Latest revision as of 12:08, 25 November 2013


Bayes' Theorem

by Maliha Hossain, proud Member of the Math Squad.


keyword: probability, Bayes' Theorem, Bayes' Rule 

INTRODUCTION

Bayes' Theorem (or Bayes' Rule) allows us to calculate P(A|B) from P(B|A) given that P(A) and P(B) are also known. In this tutorial, we will derive Bayes' Theorem and illustrate it with a few examples. After going over the examples, if you have any questions or if you find any mistakes please leave me a comment at the end of the relevant section.

Note that this tutorial assumes familiarity with conditional probability and the axioms of probability.
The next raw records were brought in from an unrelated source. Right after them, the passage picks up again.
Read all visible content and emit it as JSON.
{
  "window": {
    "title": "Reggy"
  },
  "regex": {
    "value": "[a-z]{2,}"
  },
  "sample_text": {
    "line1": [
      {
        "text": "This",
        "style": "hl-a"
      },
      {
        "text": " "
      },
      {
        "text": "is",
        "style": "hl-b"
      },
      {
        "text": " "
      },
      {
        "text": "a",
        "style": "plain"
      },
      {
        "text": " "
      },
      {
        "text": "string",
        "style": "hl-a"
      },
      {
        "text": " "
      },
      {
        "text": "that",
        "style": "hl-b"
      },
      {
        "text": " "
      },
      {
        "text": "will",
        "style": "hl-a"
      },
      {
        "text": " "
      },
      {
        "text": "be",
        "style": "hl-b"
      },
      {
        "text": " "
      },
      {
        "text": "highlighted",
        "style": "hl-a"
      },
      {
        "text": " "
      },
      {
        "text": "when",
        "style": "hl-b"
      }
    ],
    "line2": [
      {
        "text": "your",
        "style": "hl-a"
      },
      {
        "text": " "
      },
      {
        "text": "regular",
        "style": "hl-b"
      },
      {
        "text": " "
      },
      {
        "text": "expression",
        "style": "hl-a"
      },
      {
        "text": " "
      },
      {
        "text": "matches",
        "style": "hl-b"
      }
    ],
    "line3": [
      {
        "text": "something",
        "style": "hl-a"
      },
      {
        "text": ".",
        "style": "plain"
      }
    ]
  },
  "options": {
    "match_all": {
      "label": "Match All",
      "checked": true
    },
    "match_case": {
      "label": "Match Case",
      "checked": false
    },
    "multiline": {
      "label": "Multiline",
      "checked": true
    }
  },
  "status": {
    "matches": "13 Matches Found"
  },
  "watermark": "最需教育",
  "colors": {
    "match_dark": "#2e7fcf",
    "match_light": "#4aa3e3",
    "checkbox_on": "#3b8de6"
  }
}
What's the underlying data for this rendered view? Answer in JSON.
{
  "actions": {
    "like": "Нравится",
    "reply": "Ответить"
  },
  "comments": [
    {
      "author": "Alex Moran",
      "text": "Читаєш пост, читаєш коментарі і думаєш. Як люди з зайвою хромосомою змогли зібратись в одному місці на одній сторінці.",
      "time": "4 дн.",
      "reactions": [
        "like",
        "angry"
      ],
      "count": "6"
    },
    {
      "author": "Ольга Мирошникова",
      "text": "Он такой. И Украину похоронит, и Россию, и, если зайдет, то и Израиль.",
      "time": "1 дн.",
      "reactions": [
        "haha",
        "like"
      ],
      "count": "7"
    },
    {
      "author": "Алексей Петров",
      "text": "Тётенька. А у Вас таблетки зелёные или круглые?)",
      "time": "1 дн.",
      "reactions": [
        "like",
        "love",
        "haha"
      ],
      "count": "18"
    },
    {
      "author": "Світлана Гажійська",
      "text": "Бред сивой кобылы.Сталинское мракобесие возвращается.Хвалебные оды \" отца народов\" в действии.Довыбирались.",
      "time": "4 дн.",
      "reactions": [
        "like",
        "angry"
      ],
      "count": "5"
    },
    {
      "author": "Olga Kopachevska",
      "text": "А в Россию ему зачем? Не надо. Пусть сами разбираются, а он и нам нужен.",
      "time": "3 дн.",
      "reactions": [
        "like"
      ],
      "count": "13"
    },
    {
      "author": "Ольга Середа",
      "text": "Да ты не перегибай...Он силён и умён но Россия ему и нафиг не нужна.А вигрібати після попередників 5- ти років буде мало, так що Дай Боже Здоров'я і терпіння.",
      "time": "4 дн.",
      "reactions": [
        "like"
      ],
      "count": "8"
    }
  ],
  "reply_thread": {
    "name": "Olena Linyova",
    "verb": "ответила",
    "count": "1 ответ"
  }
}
If you interested in the derivation of the conditional distributions for continuous and discrete random variables, you may wish to go over Professor Mary Comer's notes on the subject.

 Contents
- Bayes' Theorem
- Proof
- Example Problems
- References

Bayes' Theorem

Let $ B_1, B_2, ..., B_n $ be a partition of the sample space $ S $, i.e. $ B_1, B_2, ..., B_n $ are mutually exclusive events whose union equals the sample space S. Suppose that the event $ A $ occurs. Then, by Bayes' Theorem, we have that

$ P[B_j|A] = \frac{P[A|B_j]P[B_j]}{P[A]}, j = 1, 2, . . . , n $

Bayes' Theorem is also often expressed in the following form:

$ P[B_j|A] = \frac{P[A|B_j]P[B_j]}{\sum_{k=1}^n P[A|B_k]P[B_k]} $


Proof

We will now derive Bayes' Theorem as it is expressed in the second form, which simply takes the expression one step further than the first.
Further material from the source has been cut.